Happy Second-Day Birthday to Me!

Wednesday, December 22, 2004

It’s late and I’m exhausted. We woke up before 6am—the legacy of jetlag—and we just arrived back at her parent’s condo at 9pm. Luckily, most of what we did is meticulously recorded in our photographs. I only need to add a few tidbits to round out the day.

After eating our customary bakery breakfast, we went with Doolies’s mother to a studio to watch her rerecord the introduction and conclusion for a weekly lecture given by the Master Teacher for her satellite television station. The studio had many cool switches and levers, and Doolies wouldn’t let me play with any of them. After ten takes of each section, I think she finally nailed it. When she made a mistake or didn’t like the take, she’d say, “NG,” meaning not good. I think it is secret Hollywood talk. In my estimation (since I’m in an estimating-type mood), I thought she nailed it after the first take, but what do I know, she was speaking Chinese after all. When I say ten takes, I wasn’t counting the rewinds when she made actual mistakes—just the finished NG versions. Ten of them. We spent at least eight of the recordings wandering the streets near the studio, where Doolies found a shopping area. I dodged shopping with Doolies and her mother yesterday by feigning it was my birthday, and she went without me to spend her mother’s money buying a third wardrobe. I wasn’t as lucky today, and while it was still early when we found the shopping area, many of the smaller stores were already opened.
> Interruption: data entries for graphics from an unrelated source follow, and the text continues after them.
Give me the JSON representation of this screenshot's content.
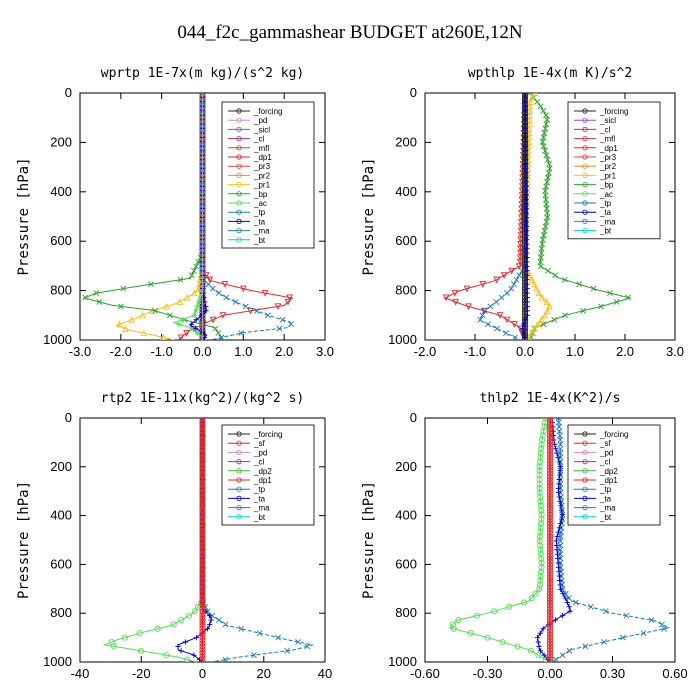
{
  "figure_title": "044_f2c_gammashear  BUDGET at260E,12N",
  "chart_data": [
    {
      "type": "line",
      "title": "wprtp  1E-7x(m kg)/(s^2 kg)",
      "ylabel": "Pressure [hPa]",
      "xlim": [
        -3.0,
        3.0
      ],
      "ylim": [
        1000,
        0
      ],
      "xticks": [
        "-3.0",
        "-2.0",
        "-1.0",
        "0.0",
        "1.0",
        "2.0",
        "3.0"
      ],
      "yticks": [
        "0",
        "200",
        "400",
        "600",
        "800",
        "1000"
      ],
      "legend": [
        "_forcing",
        "_pd",
        "_sicl",
        "_cl",
        "_mfl",
        "_dp1",
        "_pr3",
        "_pr2",
        "_pr1",
        "_bp",
        "_ac",
        "_tp",
        "_ta",
        "_ma",
        "_bt"
      ],
      "series": [
        {
          "name": "_forcing",
          "color": "#222222",
          "marker": "o",
          "p": [
            0,
            100,
            200,
            300,
            400,
            500,
            600,
            700,
            800,
            900,
            1000
          ],
          "values": [
            0,
            0,
            0,
            0,
            0,
            0,
            0,
            0,
            0,
            0,
            0
          ]
        },
        {
          "name": "_dp1",
          "color": "#e0262a",
          "marker": "v",
          "p": [
            0,
            600,
            720,
            760,
            800,
            830,
            860,
            900,
            930,
            960,
            1000
          ],
          "values": [
            0,
            0,
            0,
            0.2,
            1.2,
            2.2,
            2.0,
            0.5,
            0.1,
            -0.3,
            -0.6
          ]
        },
        {
          "name": "_pr1",
          "color": "#f2c21d",
          "marker": "^",
          "p": [
            0,
            700,
            800,
            850,
            880,
            910,
            940,
            960,
            980,
            1000
          ],
          "values": [
            0,
            0,
            -0.1,
            -0.6,
            -1.2,
            -1.6,
            -2.1,
            -1.8,
            -1.2,
            -0.7
          ]
        },
        {
          "name": "_bp",
          "color": "#2ca02c",
          "marker": "x",
          "p": [
            0,
            650,
            750,
            780,
            810,
            830,
            860,
            880,
            920,
            950,
            1000
          ],
          "values": [
            0,
            0,
            -0.3,
            -1.5,
            -2.6,
            -2.9,
            -2.2,
            -1.2,
            -0.4,
            0.3,
            0.5
          ]
        },
        {
          "name": "_ac",
          "color": "#55dd55",
          "marker": "*",
          "p": [
            0,
            800,
            900,
            930,
            950,
            1000
          ],
          "values": [
            0,
            0,
            -0.2,
            -0.7,
            -0.3,
            0.1
          ]
        },
        {
          "name": "_tp",
          "color": "#1f77b4",
          "marker": "x",
          "p": [
            0,
            750,
            800,
            830,
            860,
            900,
            930,
            950,
            970,
            1000
          ],
          "values": [
            0,
            0,
            0.3,
            0.6,
            1.0,
            1.6,
            2.2,
            2.1,
            1.0,
            0.2
          ]
        },
        {
          "name": "_ta",
          "color": "#0000cc",
          "marker": "+",
          "p": [
            0,
            800,
            880,
            940,
            980,
            1000
          ],
          "values": [
            0,
            0,
            0.1,
            -0.3,
            0.1,
            0
          ]
        },
        {
          "name": "_pd",
          "color": "#cc88cc",
          "marker": "-",
          "p": [
            0,
            1000
          ],
          "values": [
            0,
            0
          ]
        }
      ]
    },
    {
      "type": "line",
      "title": "wpthlp  1E-4x(m K)/s^2",
      "ylabel": "Pressure [hPa]",
      "xlim": [
        -2.0,
        3.0
      ],
      "ylim": [
        1000,
        0
      ],
      "xticks": [
        "-2.0",
        "-1.0",
        "0.0",
        "1.0",
        "2.0",
        "3.0"
      ],
      "yticks": [
        "0",
        "200",
        "400",
        "600",
        "800",
        "1000"
      ],
      "legend": [
        "_forcing",
        "_sicl",
        "_cl",
        "_mfl",
        "_dp1",
        "_pr3",
        "_pr2",
        "_pr1",
        "_bp",
        "_ac",
        "_tp",
        "_ta",
        "_ma",
        "_bt"
      ],
      "series": [
        {
          "name": "_ac",
          "color": "#2ca02c",
          "marker": "x",
          "p": [
            0,
            50,
            100,
            150,
            200,
            300,
            400,
            500,
            600,
            700,
            750,
            800,
            830,
            860,
            900,
            950,
            1000
          ],
          "values": [
            0.1,
            0.3,
            0.45,
            0.4,
            0.35,
            0.5,
            0.4,
            0.45,
            0.35,
            0.3,
            0.7,
            1.5,
            2.1,
            1.6,
            0.8,
            0.2,
            0.1
          ]
        },
        {
          "name": "_dp1",
          "color": "#e0262a",
          "marker": "v",
          "p": [
            0,
            700,
            760,
            800,
            830,
            860,
            900,
            950,
            1000
          ],
          "values": [
            0,
            -0.1,
            -0.6,
            -1.3,
            -1.6,
            -1.2,
            -0.5,
            -0.1,
            0
          ]
        },
        {
          "name": "_tp",
          "color": "#1f77b4",
          "marker": "x",
          "p": [
            0,
            700,
            800,
            850,
            880,
            920,
            960,
            1000
          ],
          "values": [
            0,
            0,
            -0.3,
            -0.6,
            -0.8,
            -0.9,
            -0.5,
            -0.1
          ]
        },
        {
          "name": "_pr1",
          "color": "#f2c21d",
          "marker": "^",
          "p": [
            0,
            30,
            700,
            820,
            860,
            900,
            950,
            1000
          ],
          "values": [
            0.2,
            0.1,
            0,
            0.3,
            0.5,
            0.4,
            0.2,
            0.05
          ]
        },
        {
          "name": "_pd",
          "color": "#cc88cc",
          "marker": "o",
          "p": [
            0,
            1000
          ],
          "values": [
            0,
            0
          ]
        },
        {
          "name": "_forcing",
          "color": "#222222",
          "marker": "o",
          "p": [
            0,
            100,
            200,
            300,
            400,
            500,
            600,
            700,
            800,
            900,
            1000
          ],
          "values": [
            0,
            0,
            0,
            0,
            0,
            0,
            0,
            0,
            0,
            0,
            0
          ]
        },
        {
          "name": "_ta",
          "color": "#0000cc",
          "marker": "+",
          "p": [
            0,
            900,
            950,
            1000
          ],
          "values": [
            0,
            0.05,
            -0.05,
            0
          ]
        }
      ]
    },
    {
      "type": "line",
      "title": "rtp2  1E-11x(kg^2)/(kg^2 s)",
      "ylabel": "Pressure [hPa]",
      "xlim": [
        -40,
        40
      ],
      "ylim": [
        1000,
        0
      ],
      "xticks": [
        "-40",
        "-20",
        "0",
        "20",
        "40"
      ],
      "yticks": [
        "0",
        "200",
        "400",
        "600",
        "800",
        "1000"
      ],
      "legend": [
        "_forcing",
        "_sf",
        "_pd",
        "_cl",
        "_dp2",
        "_dp1",
        "_tp",
        "_ta",
        "_ma",
        "_bt"
      ],
      "series": [
        {
          "name": "_dp1",
          "color": "#55dd55",
          "marker": "o",
          "p": [
            0,
            750,
            800,
            850,
            880,
            910,
            930,
            950,
            980,
            1000
          ],
          "values": [
            0,
            0,
            -3,
            -10,
            -20,
            -28,
            -32,
            -22,
            -8,
            -2
          ]
        },
        {
          "name": "_tp",
          "color": "#1f77b4",
          "marker": "x",
          "p": [
            0,
            750,
            800,
            850,
            880,
            910,
            930,
            950,
            980,
            1000
          ],
          "values": [
            0,
            0,
            2,
            8,
            18,
            28,
            36,
            30,
            12,
            3
          ]
        },
        {
          "name": "_ta",
          "color": "#0000cc",
          "marker": "+",
          "p": [
            0,
            780,
            820,
            860,
            900,
            930,
            950,
            970,
            1000
          ],
          "values": [
            0,
            0,
            3,
            2,
            -2,
            -8,
            -8,
            -3,
            0
          ]
        },
        {
          "name": "_forcing",
          "color": "#e0262a",
          "marker": "o",
          "p": [
            0,
            100,
            200,
            300,
            400,
            500,
            600,
            700,
            800,
            900,
            1000
          ],
          "values": [
            0,
            0,
            0,
            0,
            0,
            0,
            0,
            0,
            0,
            0,
            0
          ]
        }
      ]
    },
    {
      "type": "line",
      "title": "thlp2  1E-4x(K^2)/s",
      "ylabel": "Pressure [hPa]",
      "xlim": [
        -0.6,
        0.6
      ],
      "ylim": [
        1000,
        0
      ],
      "xticks": [
        "-0.60",
        "-0.30",
        "0.00",
        "0.30",
        "0.60"
      ],
      "yticks": [
        "0",
        "200",
        "400",
        "600",
        "800",
        "1000"
      ],
      "legend": [
        "_forcing",
        "_sf",
        "_pd",
        "_cl",
        "_dp2",
        "_dp1",
        "_tp",
        "_ta",
        "_ma",
        "_bt"
      ],
      "series": [
        {
          "name": "_dp1",
          "color": "#55dd55",
          "marker": "o",
          "p": [
            0,
            100,
            200,
            300,
            400,
            500,
            600,
            700,
            750,
            800,
            830,
            860,
            900,
            950,
            1000
          ],
          "values": [
            -0.02,
            -0.04,
            -0.05,
            -0.05,
            -0.04,
            -0.05,
            -0.04,
            -0.05,
            -0.1,
            -0.3,
            -0.45,
            -0.48,
            -0.3,
            -0.1,
            0
          ]
        },
        {
          "name": "_tp",
          "color": "#1f77b4",
          "marker": "x",
          "p": [
            0,
            100,
            200,
            300,
            400,
            500,
            600,
            700,
            750,
            800,
            830,
            860,
            900,
            950,
            1000
          ],
          "values": [
            0.04,
            0.05,
            0.05,
            0.05,
            0.06,
            0.05,
            0.05,
            0.06,
            0.1,
            0.3,
            0.5,
            0.57,
            0.35,
            0.1,
            0.01
          ]
        },
        {
          "name": "_ta",
          "color": "#0000cc",
          "marker": "+",
          "p": [
            0,
            100,
            200,
            300,
            400,
            500,
            600,
            700,
            750,
            790,
            820,
            860,
            900,
            950,
            1000
          ],
          "values": [
            0.01,
            0.02,
            0.05,
            0.04,
            0.06,
            0.03,
            0.04,
            0.05,
            0.08,
            0.1,
            0.04,
            -0.03,
            -0.06,
            -0.05,
            0
          ]
        },
        {
          "name": "_forcing",
          "color": "#e0262a",
          "marker": "o",
          "p": [
            0,
            100,
            200,
            300,
            400,
            500,
            600,
            700,
            800,
            900,
            1000
          ],
          "values": [
            0,
            0,
            0,
            0,
            0,
            0,
            0,
            0,
            0,
            0,
            0
          ]
        }
      ]
    }
  ]
}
Man, I can’t even do shopping humor right tonight. You should give up now, nothing interesting here. I can’t seem to throw my brain into a gear, the engine is revving but I ain’t moving. And, as an added bonus, I couldn’t bear reading it after I finished, so you’re reading a low energy musing with no edits. Talk about lucky! (I think I used that line yesterday.)

We were driven to the studio by two camera guys from the television office. They ended up accompanying us through the rest of the day. One of them, I’ll call him droopy dog, took most of the photographs you’ll see. Droopy Dog spent fifteen years in Queens, NY. Although I assume he spoke flawless English, he was quiet. While the driver and main camera guy was polite, helpful, and easy to laugh, Droopy Dog was the opposite. He grunted and did little. We were able to get out of him that he was very happy to return to Taiwan from the states. Contrast this with a young kid we saw in the evening. He went out of his way to greet me, the white man who speaks English (there we go, while this musing is painful to write (and I’m sure read), at least I won’t forget which language I speak today). He said, “Where you from.” I told him Seattle. “I’m from LA,” he thought a moment. “We’re both west coasters. West coast, represent!” Okay, I made up the represent part, but it was strange how proud he was to be an Asian American visiting Taiwan. He wanted everyone, including the tall white dude, to know that, no, he wasn’t like the people around him, he was from America. Maybe I’m reading too much into it. It’s been a long day.

We ate dinner at a local hotel—Doolies’s parents eat many meals at this hotel, which offers seven different dining experiences, ranging from Cantonese to Japanese to Taiwanese to Western to some other stuff I can’t remember—and one of the courses they ordered was Drunken Chicken. Doolies’s grandmother made this dish for me before. It’s like chicken soup mixed with a gallon of rice wine. It’s as tasty as it sounds—if you’re an alcoholic. But Doolies’s father really enjoys it, and they cook it at the table in the hotel. Being the polite guest that I am, I took a bowl full, ate the yummy noodles, and picked at the chicken. One of my rules of eating is that I believe if food is prepared for me, I shouldn’t have to do work to eat it. I’m willing—not happy but willing—to cut meat where necessary, but don’t ask me to put together fajitas or peel shrimp. There’s a reason I go out to eat, and it’s not to have to prepare my own food. The chicken in the Drunken Chicken soup is on the bone, either small, attached legs, wings, or other various chopped up parts. Not only are they soaking in the rice wine, but they’ve been soaking in it for some time, creating a highly flammable and alcoholic chicken, which also happens to be dry. I nibbled a bit, manipulated my soup so it look like I ate more than I did, and stopped eating it to focus on the more delicious aspects of dinner. After Doolies told her mother that I did not want any more chicken because I didn’t even eat the chicken in my bowl, she promptly ordered me a fork and knife, sure that western utensils would make the chicken more palatable. The serving lady didn’t have to look to see where the utensils were going, like it’s not bad enough I’m a white guy.